With the commercialized form of “farmhouse” sweeping the nation from boutiques to large box stores, Kim Leggett’s version of the now popularized trend stands apart from the manufactured crowd. Drawing from her own childhood home and Tennessee heritage, Leggett’s style is informed by the authenticity of her past, as well as the past of the many pieces that come together in her farmhouse-fresh style.

Kim Leggett

“When I grew up and moved away from the place that I had called home, I took my grandmother’s imagination, creativity and reinvention with me to a tiny little apartment in the center of town,” writes Leggett in the introduction to her new book City Farmhouse Style. “To style it, I sought out old pieces with a storied past, mismatched tables and chairs, odd fragments that hung on the wall, and scraps that were never intended to be part of home décor in the first place… I came to appreciate it as more of a lifestyle than a formal definition of decorating.”
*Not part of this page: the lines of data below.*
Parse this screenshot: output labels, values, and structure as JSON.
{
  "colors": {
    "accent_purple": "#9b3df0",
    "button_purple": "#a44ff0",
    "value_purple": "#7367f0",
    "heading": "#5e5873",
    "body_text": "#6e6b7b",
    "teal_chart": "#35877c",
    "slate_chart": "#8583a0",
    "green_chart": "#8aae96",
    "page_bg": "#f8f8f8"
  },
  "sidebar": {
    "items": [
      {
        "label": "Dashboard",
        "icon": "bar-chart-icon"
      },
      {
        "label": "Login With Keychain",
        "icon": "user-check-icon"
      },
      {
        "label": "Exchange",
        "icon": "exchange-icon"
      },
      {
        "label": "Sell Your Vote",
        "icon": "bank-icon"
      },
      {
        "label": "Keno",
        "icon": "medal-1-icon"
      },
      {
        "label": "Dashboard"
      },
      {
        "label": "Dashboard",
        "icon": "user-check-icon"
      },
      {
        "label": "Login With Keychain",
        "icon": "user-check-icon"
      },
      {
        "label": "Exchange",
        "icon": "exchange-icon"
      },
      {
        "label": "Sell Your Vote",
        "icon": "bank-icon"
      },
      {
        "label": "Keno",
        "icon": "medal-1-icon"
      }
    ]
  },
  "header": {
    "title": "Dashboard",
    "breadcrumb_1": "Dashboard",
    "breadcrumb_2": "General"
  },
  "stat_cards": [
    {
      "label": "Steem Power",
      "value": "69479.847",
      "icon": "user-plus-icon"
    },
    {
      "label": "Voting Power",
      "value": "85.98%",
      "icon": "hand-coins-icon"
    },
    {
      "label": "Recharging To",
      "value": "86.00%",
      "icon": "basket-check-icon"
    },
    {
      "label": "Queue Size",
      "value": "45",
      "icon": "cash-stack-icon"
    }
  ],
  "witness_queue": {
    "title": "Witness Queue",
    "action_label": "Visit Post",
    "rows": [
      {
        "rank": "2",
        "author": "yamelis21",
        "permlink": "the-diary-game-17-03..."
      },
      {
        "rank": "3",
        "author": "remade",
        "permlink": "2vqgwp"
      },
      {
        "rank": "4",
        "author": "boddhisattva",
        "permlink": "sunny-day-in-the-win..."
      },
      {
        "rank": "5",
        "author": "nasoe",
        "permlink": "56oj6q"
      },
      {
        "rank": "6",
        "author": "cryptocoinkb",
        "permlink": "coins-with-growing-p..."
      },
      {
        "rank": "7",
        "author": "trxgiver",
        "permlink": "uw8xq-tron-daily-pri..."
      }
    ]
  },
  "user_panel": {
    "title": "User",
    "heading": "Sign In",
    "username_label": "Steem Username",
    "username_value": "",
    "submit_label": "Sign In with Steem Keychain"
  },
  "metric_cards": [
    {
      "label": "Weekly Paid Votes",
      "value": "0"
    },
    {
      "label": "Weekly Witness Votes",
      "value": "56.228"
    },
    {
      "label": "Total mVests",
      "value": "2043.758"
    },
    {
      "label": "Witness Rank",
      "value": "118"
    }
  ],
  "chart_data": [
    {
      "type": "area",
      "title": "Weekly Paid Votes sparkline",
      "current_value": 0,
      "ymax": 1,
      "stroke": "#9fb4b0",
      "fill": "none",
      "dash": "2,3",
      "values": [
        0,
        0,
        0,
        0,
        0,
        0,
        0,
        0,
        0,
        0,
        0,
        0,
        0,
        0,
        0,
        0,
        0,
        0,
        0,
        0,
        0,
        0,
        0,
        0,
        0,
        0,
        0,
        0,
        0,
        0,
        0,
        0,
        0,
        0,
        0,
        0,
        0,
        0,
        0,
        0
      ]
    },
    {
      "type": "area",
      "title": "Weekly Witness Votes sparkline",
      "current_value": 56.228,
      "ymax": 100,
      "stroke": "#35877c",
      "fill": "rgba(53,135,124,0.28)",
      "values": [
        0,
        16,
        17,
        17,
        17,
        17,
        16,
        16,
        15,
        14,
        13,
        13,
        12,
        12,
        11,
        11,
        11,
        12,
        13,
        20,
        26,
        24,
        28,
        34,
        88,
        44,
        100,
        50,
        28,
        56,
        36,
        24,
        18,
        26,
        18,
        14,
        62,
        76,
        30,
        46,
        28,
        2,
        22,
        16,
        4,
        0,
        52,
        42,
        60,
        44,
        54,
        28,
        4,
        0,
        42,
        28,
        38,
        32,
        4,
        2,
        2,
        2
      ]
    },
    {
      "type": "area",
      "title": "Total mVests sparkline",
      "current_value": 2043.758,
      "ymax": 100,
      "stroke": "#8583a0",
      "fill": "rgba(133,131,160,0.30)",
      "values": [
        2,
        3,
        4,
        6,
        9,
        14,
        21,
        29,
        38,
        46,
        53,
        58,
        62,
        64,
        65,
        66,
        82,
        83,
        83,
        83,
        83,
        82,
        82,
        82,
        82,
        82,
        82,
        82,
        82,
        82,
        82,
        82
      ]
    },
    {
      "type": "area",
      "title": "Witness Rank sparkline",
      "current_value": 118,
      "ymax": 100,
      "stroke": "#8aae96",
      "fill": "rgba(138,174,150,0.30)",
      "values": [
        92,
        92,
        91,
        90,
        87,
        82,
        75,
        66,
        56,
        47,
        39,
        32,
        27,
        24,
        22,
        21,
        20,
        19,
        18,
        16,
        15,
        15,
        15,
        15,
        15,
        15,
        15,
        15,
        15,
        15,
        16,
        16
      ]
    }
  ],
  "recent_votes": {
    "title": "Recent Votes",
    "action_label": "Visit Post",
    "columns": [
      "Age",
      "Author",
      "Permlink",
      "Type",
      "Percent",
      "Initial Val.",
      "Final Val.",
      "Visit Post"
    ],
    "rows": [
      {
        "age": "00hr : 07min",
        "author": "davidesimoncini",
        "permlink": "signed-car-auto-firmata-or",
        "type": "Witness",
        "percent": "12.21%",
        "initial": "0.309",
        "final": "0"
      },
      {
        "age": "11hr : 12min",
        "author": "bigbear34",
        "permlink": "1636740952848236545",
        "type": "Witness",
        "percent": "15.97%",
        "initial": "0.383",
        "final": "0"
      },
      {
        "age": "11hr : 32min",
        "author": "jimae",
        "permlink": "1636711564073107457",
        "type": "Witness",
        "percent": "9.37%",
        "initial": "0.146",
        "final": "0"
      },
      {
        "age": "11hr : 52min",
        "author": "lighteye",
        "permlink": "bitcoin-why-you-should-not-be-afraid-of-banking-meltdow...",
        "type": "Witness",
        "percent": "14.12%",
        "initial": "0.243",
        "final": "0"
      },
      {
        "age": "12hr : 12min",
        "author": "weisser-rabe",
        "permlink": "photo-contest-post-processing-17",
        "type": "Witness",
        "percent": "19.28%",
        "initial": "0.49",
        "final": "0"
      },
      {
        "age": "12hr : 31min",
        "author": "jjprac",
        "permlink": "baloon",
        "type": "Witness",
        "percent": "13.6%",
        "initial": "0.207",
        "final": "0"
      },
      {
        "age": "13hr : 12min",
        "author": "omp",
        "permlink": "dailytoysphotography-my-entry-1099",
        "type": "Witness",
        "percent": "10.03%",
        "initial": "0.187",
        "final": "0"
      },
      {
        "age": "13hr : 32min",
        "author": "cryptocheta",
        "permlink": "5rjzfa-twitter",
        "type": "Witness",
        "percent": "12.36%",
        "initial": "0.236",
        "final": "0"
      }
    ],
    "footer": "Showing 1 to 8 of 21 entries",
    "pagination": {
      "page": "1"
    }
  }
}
Leggett’s book aims to tell the rich and colorful story of the farmhouse lifestyle as it manifests in both expected and unexpected locations across the country. With homes from a historic Tennessee farmhouse to an 800-square-foot Hollywood Hills cottage, Leggett’s national tour demonstrates much more than just an interior design trend. The carefully crafted homes that grace the pages of City Farmhouse Style demonstrate the beauty of livability and the importance of a personal story.

As editor-in-chief of Country Living Rachel Hardage Barrett writes in the book’s foreword, “Our most important criteria when vetting homes is this: Does it make you want to fidget, or does it make you want to linger? If it’s the former, it falls into the ‘no’ pile.”

The homes of City Farmhouse Style beg to be lingered in just a little longer because of the familiarity they evoke by making known the lives of the people who live within the walls, striking a stark contrast to floor-model versions that, while pristine, lack a personal touch. With unexpected tips and flea-market suggestions, Leggett aims to inspire the creation of spaces that are more than skin deep by blending periods, genres, families and functions.